Rebalancing My Reading Account
 
Where to start my reading transformation? Do I dare cut back on technical reading? That would be a colossal step toward accepting retirement, my don't look back moment.  

I’ve got to admit that I’m not getting to or through journals as fast as I did before retiring. Makeshift bookmarks protrude from the reading pile, and the pile keeps growing.  

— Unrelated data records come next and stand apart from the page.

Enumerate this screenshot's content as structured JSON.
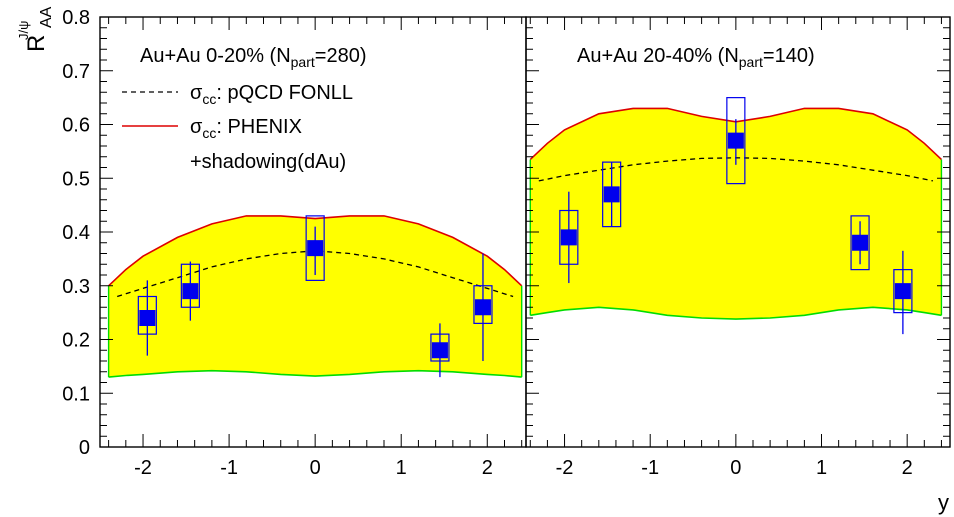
{
  "y_axis_label": "R",
  "y_axis_label_sub": "AA",
  "y_axis_label_sup": "J/ψ",
  "x_axis_label": "y",
  "legend": {
    "fonll_sigma": "σ",
    "fonll_sub": "cc",
    "fonll_text": ": pQCD FONLL",
    "phenix_sigma": "σ",
    "phenix_sub": "cc",
    "phenix_text": ": PHENIX",
    "shadowing_text": "+shadowing(dAu)"
  },
  "colors": {
    "band_fill": "#ffff00",
    "band_upper": "#dd0000",
    "band_lower": "#00dd00",
    "data_marker": "#0000ee",
    "syst_box": "#0000ee",
    "fonll_line": "#000000"
  },
  "chart_data": [
    {
      "type": "scatter",
      "panel": "left",
      "title_prefix": "Au+Au 0-20% (N",
      "title_sub": "part",
      "title_suffix": "=280)",
      "xlim": [
        -2.5,
        2.45
      ],
      "ylim": [
        0,
        0.8
      ],
      "x_ticks": [
        -2,
        -1,
        0,
        1,
        2
      ],
      "x_tick_labels": [
        "-2",
        "-1",
        "0",
        "1",
        "2"
      ],
      "y_ticks": [
        0,
        0.1,
        0.2,
        0.3,
        0.4,
        0.5,
        0.6,
        0.7,
        0.8
      ],
      "y_tick_labels": [
        "0",
        "0.1",
        "0.2",
        "0.3",
        "0.4",
        "0.5",
        "0.6",
        "0.7",
        "0.8"
      ],
      "points": [
        {
          "x": -1.95,
          "y": 0.24,
          "stat_lo": 0.17,
          "stat_hi": 0.31,
          "sys_lo": 0.21,
          "sys_hi": 0.28
        },
        {
          "x": -1.45,
          "y": 0.29,
          "stat_lo": 0.235,
          "stat_hi": 0.345,
          "sys_lo": 0.26,
          "sys_hi": 0.34
        },
        {
          "x": 0.0,
          "y": 0.37,
          "stat_lo": 0.32,
          "stat_hi": 0.41,
          "sys_lo": 0.31,
          "sys_hi": 0.43
        },
        {
          "x": 1.45,
          "y": 0.18,
          "stat_lo": 0.13,
          "stat_hi": 0.23,
          "sys_lo": 0.16,
          "sys_hi": 0.21
        },
        {
          "x": 1.95,
          "y": 0.26,
          "stat_lo": 0.16,
          "stat_hi": 0.36,
          "sys_lo": 0.23,
          "sys_hi": 0.3
        }
      ],
      "band_x": [
        -2.4,
        -2.2,
        -2.0,
        -1.6,
        -1.2,
        -0.8,
        -0.4,
        0.0,
        0.4,
        0.8,
        1.2,
        1.6,
        2.0,
        2.2,
        2.4
      ],
      "band_upper": [
        0.3,
        0.33,
        0.355,
        0.39,
        0.415,
        0.43,
        0.43,
        0.425,
        0.43,
        0.43,
        0.415,
        0.39,
        0.355,
        0.33,
        0.3
      ],
      "band_lower": [
        0.13,
        0.133,
        0.135,
        0.14,
        0.142,
        0.14,
        0.135,
        0.132,
        0.135,
        0.14,
        0.142,
        0.14,
        0.135,
        0.133,
        0.13
      ],
      "fonll_x": [
        -2.3,
        -2.0,
        -1.6,
        -1.2,
        -0.8,
        -0.4,
        0.0,
        0.4,
        0.8,
        1.2,
        1.6,
        2.0,
        2.3
      ],
      "fonll_y": [
        0.28,
        0.295,
        0.315,
        0.335,
        0.35,
        0.36,
        0.365,
        0.36,
        0.35,
        0.335,
        0.315,
        0.295,
        0.28
      ]
    },
    {
      "type": "scatter",
      "panel": "right",
      "title_prefix": "Au+Au 20-40% (N",
      "title_sub": "part",
      "title_suffix": "=140)",
      "xlim": [
        -2.45,
        2.5
      ],
      "ylim": [
        0,
        0.8
      ],
      "x_ticks": [
        -2,
        -1,
        0,
        1,
        2
      ],
      "x_tick_labels": [
        "-2",
        "-1",
        "0",
        "1",
        "2"
      ],
      "points": [
        {
          "x": -1.95,
          "y": 0.39,
          "stat_lo": 0.305,
          "stat_hi": 0.475,
          "sys_lo": 0.34,
          "sys_hi": 0.44
        },
        {
          "x": -1.45,
          "y": 0.47,
          "stat_lo": 0.41,
          "stat_hi": 0.53,
          "sys_lo": 0.41,
          "sys_hi": 0.53
        },
        {
          "x": 0.0,
          "y": 0.57,
          "stat_lo": 0.525,
          "stat_hi": 0.61,
          "sys_lo": 0.49,
          "sys_hi": 0.65
        },
        {
          "x": 1.45,
          "y": 0.38,
          "stat_lo": 0.34,
          "stat_hi": 0.42,
          "sys_lo": 0.33,
          "sys_hi": 0.43
        },
        {
          "x": 1.95,
          "y": 0.29,
          "stat_lo": 0.21,
          "stat_hi": 0.365,
          "sys_lo": 0.25,
          "sys_hi": 0.33
        }
      ],
      "band_x": [
        -2.4,
        -2.2,
        -2.0,
        -1.6,
        -1.2,
        -0.8,
        -0.4,
        0.0,
        0.4,
        0.8,
        1.2,
        1.6,
        2.0,
        2.2,
        2.4
      ],
      "band_upper": [
        0.535,
        0.565,
        0.59,
        0.62,
        0.63,
        0.63,
        0.615,
        0.605,
        0.615,
        0.63,
        0.63,
        0.62,
        0.59,
        0.565,
        0.535
      ],
      "band_lower": [
        0.245,
        0.25,
        0.255,
        0.26,
        0.255,
        0.245,
        0.24,
        0.238,
        0.24,
        0.245,
        0.255,
        0.26,
        0.255,
        0.25,
        0.245
      ],
      "fonll_x": [
        -2.3,
        -2.0,
        -1.6,
        -1.2,
        -0.8,
        -0.4,
        0.0,
        0.4,
        0.8,
        1.2,
        1.6,
        2.0,
        2.3
      ],
      "fonll_y": [
        0.495,
        0.505,
        0.515,
        0.525,
        0.532,
        0.537,
        0.538,
        0.537,
        0.532,
        0.525,
        0.515,
        0.505,
        0.495
      ]
    }
  ]
}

You know what I did after retiring? I closed my eyes, held my breath and, instead of clicking my heels, canceled membership in a professional society I’d belonged to for 45 years. That ended one technical newsletter. The world didn’t end; not yet anyway. 
 
If I “unsubscribe” to emailed technical updates, I’ll really be retired, won’t I?

Wrap Up

I’ll do it! I’ll make time and I’ll read for pleasure. I’ll pick one of the top 100 lists and just start reading. Maybe I should go through our shelves first or finish what I haven’t read of, say, Shakespeare. What about current best sellers? Oh, this is going to take time to work out.

I’d read Uncle Caspar’s comic books if my mother hadn’t tossed them all. I think Truman was president, not that he had anything to do it.

Thanks for stopping by. I’ll write again in about a week.
 
P.S.   

With the huge number of free ebooks from Google and e-bookstores, I’m tempted to buy an ebook reader. Project Gutenberg alone offers over 36,000 with no registration or fee (in the U.S.); a small donation is requested: http://www.gutenberg.org/

Libraries also offer ebooks, though they may not be compatible with every ebook reader. If you're interested, the September issue of Consumer Reports has a review of ebook readers and tablet computers.